California’s case study
Even if Canada doesn’t reach the heights of its 10 per cent blending target, the Clean Fuel Standard will likely create a larger incentive to blend biofuels — and possibly to build the infrastructure to make biofuels.
“It’s really hard to say exactly what this looks like in terms of the build-out of processing,” said Wolinetz. “It could turn into additional processing plants popping up in Alberta, or it could end up being some investment made at the existing refineries that allow them to do it.”
That’s what happened in California following the introduction of its Low Carbon Fuel Standard in 2007.
“A lot of the existing refineries there are starting to retool themselves in order to produce a renewable diesel stream,” said Wolinetz.
“So you might still see the vegetable oil being processed in Canada, but that doesn’t necessarily turn into a new processing plant in rural Alberta.
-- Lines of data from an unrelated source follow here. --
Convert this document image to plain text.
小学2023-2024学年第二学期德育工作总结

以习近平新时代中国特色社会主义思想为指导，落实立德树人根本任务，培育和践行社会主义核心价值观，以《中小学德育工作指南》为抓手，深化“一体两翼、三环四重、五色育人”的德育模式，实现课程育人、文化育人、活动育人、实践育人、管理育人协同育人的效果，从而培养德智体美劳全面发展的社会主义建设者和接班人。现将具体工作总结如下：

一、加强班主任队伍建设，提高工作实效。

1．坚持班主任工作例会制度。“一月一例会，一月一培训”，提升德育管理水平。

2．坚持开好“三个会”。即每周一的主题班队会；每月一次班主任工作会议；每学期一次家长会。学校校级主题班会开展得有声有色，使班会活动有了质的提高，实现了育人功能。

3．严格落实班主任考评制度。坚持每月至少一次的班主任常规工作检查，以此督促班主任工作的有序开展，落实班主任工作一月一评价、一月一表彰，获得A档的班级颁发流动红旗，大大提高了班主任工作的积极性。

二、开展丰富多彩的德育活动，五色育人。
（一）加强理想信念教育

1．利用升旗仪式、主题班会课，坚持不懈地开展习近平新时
This would probably be located at the existing refineries.”
The largest biodiesel plant is ADM’s facility at Lloydminster, which has a production capacity of 265 million litres annually.
The California example shows what’s possible for Canada if we get it right, said Vervaet.
“With that Low Carbon Fuel Standard being in place in California for the better part of 10 years now, the build-out of biofuel and renewable diesel capacity is really starting to take hold,” he said. “We see that transpiring now at a pretty fevered pitch in the United States, and that’s all centred on this Low Carbon Fuel Standard in California.
“Using that as a proxy, we don’t see any reason why we wouldn’t see those types of similar investments happen in Canada — as long as we get the detailed elements of the Clean Fuel Standard right.”
And that’s the current challenge facing Canada’s canola-processing sector.
The Clean Fuel Standard in its draft form contains sustainability criteria, and if that results in a lot of additional documentation requirements, it would blunt the demand signal, said Vervaet.
“We are already sustainable,” he said. “We don’t see the need for some of this other documentation.”
But it could go the other way and lead to farmers receiving credits, and that would be a win win, said Wolinetz.
“The standard accounts for the greenhouse gas emissions along the supply chain, and it’s going to provide a reward for growers who are already doing things that reduce life cycle greenhouse gas emissions — tilling in a way that preserves soil carbon, optimizing the fertilizer they’re using,” he said.
“It will more broadly provide an incentive for people to be doing those sorts of things.”
Vervaet hopes Ottawa will listen to the canola sector as the details of the new fuel standard are worked out.
“We have some questions that need to be addressed, and there are some issues that still need to be resolved,” he said.
“We still have some concerns as a canola industry that the regulation needs to be tweaked to ensure that it does provide a proper demand signal for canola-based biofuel use in Canada.”